Identification of the key amino acid sites of the carbendazim hydrolase (MheI) from a novel carbendazim-degrading strain Mycobacterium sp. SD-4

• Published in: Journal of hazardous materials Vol. 331; pp. 55 - 62
• Main Authors: Zhang, Yingkun, Wang, Hui, Wang, Xiang, Hu, Bo, Zhang, Chenfei, Jin, Wen, Zhu, Shijun, Hu, Gang, Hong, Qing
• Format: Journal Article
• Language: English
• Published: Netherlands Elsevier B.V 05.06.2017
• Subjects: Benzimidazoles - metabolism; Carbamates - metabolism; Carbendazim; Escherichia coli; Expression; Genes, Bacterial; Hydrolases - chemistry; Hydrolases - genetics; Hydrolases - metabolism; Key amino acid sites; mheI; Mycobacterium - enzymology; Mycobacterium - genetics; Mycobacterium - isolation & purification; Mycobacterium sp. SD-4; mheI; Mycobacterium sp. SD-4; Expression; Carbendazim; Key amino acid sites
• ISSN: 0304-3894; 1873-3336
• DOI: 10.1016/j.jhazmat.2017.02.007

•Strain SD-4 was the first MBC-degrading strain isolated from the genus of Mycobacterium.•The codon of mheI was optimized to realize its soluble expression in E.coil.•Key amino acid sites of MheI were identified.
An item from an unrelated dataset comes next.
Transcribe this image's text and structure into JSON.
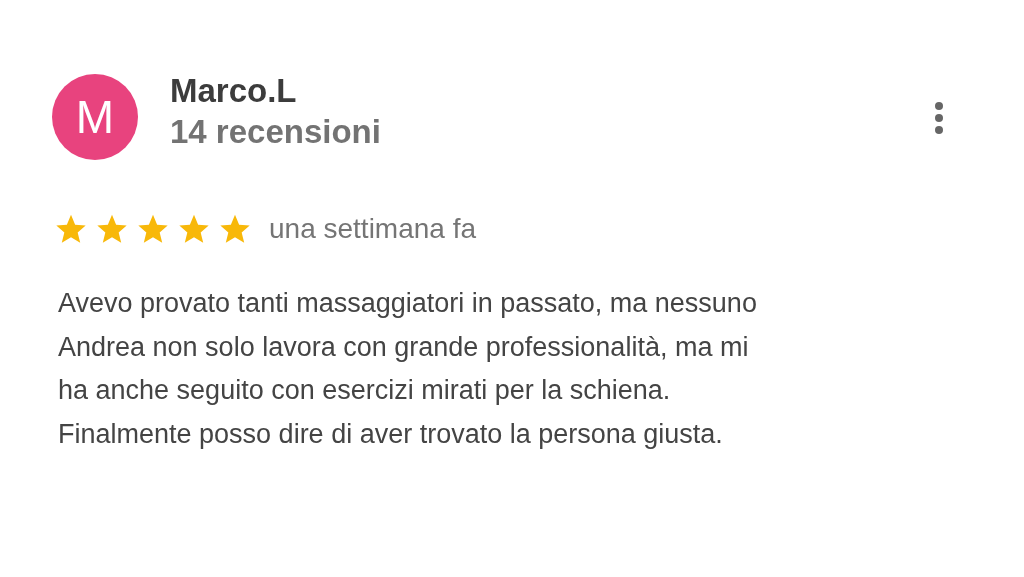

A novel carbendazim (methyl-1H-benzimidazol-2-ylcarbamate, or MBC) degrading strain SD-4 was isolated and identified preliminarily as Mycobacterium sp. according to its phenotypic features and phylogenetic analysis. This strain could utilize MBC as the sole carbon and nitrogen sources for growth and degrade 50mgL−1 MBC at the average degradation rate of 0.63mgL−1h−1. Strain SD-4 degraded MBC through the typical pathway, in which MBC was first hydrolyzed by MheI to 2-aminobenzimidazole (2-AB) and then converted to 2-hydroxybenzimidazole (2-HB). The MBC hydrolase encoding gene mheI was cloned from strain SD-4 and successfully expressed in Escherichia coli by codon optimization. The sulfhydryl-blocking assay revealed that the activity of MheI was closely related to cysteine, and the site-directed mutation experiment showed that Cys16 and Cys222 played important roles during the hydrolysis of MBC by MheI. Therefore they affected its activity directly and were defined as the key amino acid sites.